Detecting Aliasing and Artifact Free Co-seismic and Tsunamigenic
Ionospheric Perturbations using GPS
Abstract
Ionospheric perturbations induced by tsunamis and earthquakes can be
used for tsunami early warning and remote sensing of earthquakes,
provided the perturbations are characterized properly to distinguish
them from the ones caused by other sources. The ionospheric
perturbations are increasingly being obtained from Global Positioning
System (GPS) based Total Electron Content (TEC) measurements sampled at
uniform time intervals. However, the sampling is not uniform in space.

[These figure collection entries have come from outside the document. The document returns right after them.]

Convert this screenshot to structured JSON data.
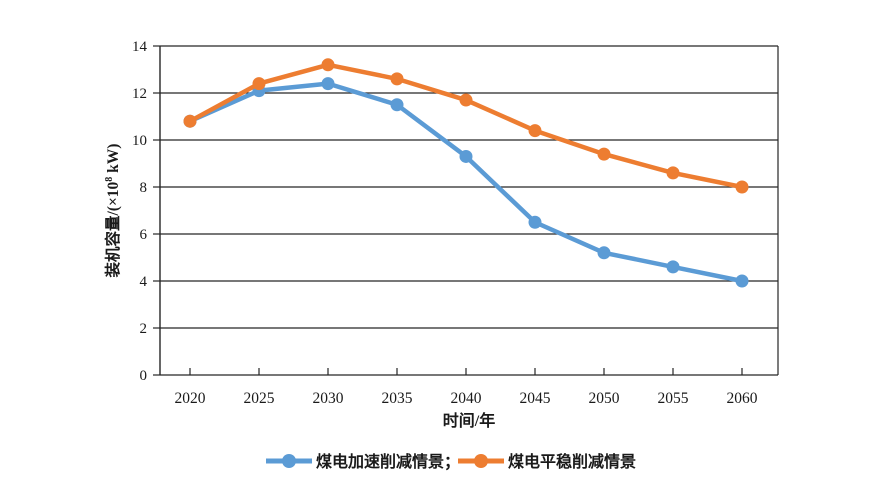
{
  "figure": {
    "background": "#ffffff",
    "axis_color": "#262626",
    "text_color": "#1a1a1a"
  },
  "chart_data": {
    "type": "line",
    "title": "",
    "categories": [
      "2020",
      "2025",
      "2030",
      "2035",
      "2040",
      "2045",
      "2050",
      "2055",
      "2060"
    ],
    "series": [
      {
        "name": "煤电加速削减情景",
        "legend_label": "煤电加速削减情景；",
        "color": "#5B9BD5",
        "marker": "circle",
        "values": [
          10.8,
          12.1,
          12.4,
          11.5,
          9.3,
          6.5,
          5.2,
          4.6,
          4.0
        ]
      },
      {
        "name": "煤电平稳削减情景",
        "legend_label": "煤电平稳削减情景",
        "color": "#ED7D31",
        "marker": "circle",
        "values": [
          10.8,
          12.4,
          13.2,
          12.6,
          11.7,
          10.4,
          9.4,
          8.6,
          8.0
        ]
      }
    ],
    "xlabel": "时间/年",
    "ylabel": "装机容量/(×10⁸ kW)",
    "ylabel_parts": {
      "prefix": "装机容量/(×10",
      "sup": "8",
      "suffix": " kW)"
    },
    "ylim": [
      0,
      14
    ],
    "yticks": [
      0,
      2,
      4,
      6,
      8,
      10,
      12,
      14
    ],
    "grid": "horizontal",
    "plot_border": "box",
    "legend_position": "bottom"
  }
}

The non-uniform spatial sampling along the GPS satellite tracks
introduces aliasing if it is not accounted while computing the
ionospheric perturbations. At the same time, the residual approach used
to obtain the perturbations by detrending the TEC time series using
high-order polynomial fits introduces artifacts. These aliasing and
artifacts corrupt amplitude, Signal-to-Noise Ratio (SNR), phase, and
frequency of the perturbations. We show that adopting Spatio-Periodic
Leveling Algorithm (SPLA) successfully removes such aliasing and
artifacts while detecting the perturbations using GPS. The efficiency of
SPLA in removing aliases and artifacts is validated under two
theoretically simulated scenarios, and using GPS observations carried
out during the 2004 Indian Ocean tsunami and 2015 Nepal-Gorkha
earthquake. Spatiotemporal, SNR, cross-correlation, and wavelet analysis
reveal that removal of aliasing and artifacts using SPLA i) increases
SNR up to ~149% compared to the residual method and
~39% compared to the differential method, ii)
distinctly resolves signals from sharp static variations, and iii)
detects 50% more co-seismic ionospheric perturbations and 25% more
tsunami-induced ionospheric perturbations in the two events studied.
Comparing the occurrence time of the perturbations obtained using the
residual method and SPLA reveals that aliasing and artifacts shift the
time of occurrence by -7.64 minutes to +4.21 minutes. Further, the
results show that the SPLA efficiently detects the perturbations at low
elevation angles and removes the need of applying elevation cut-off.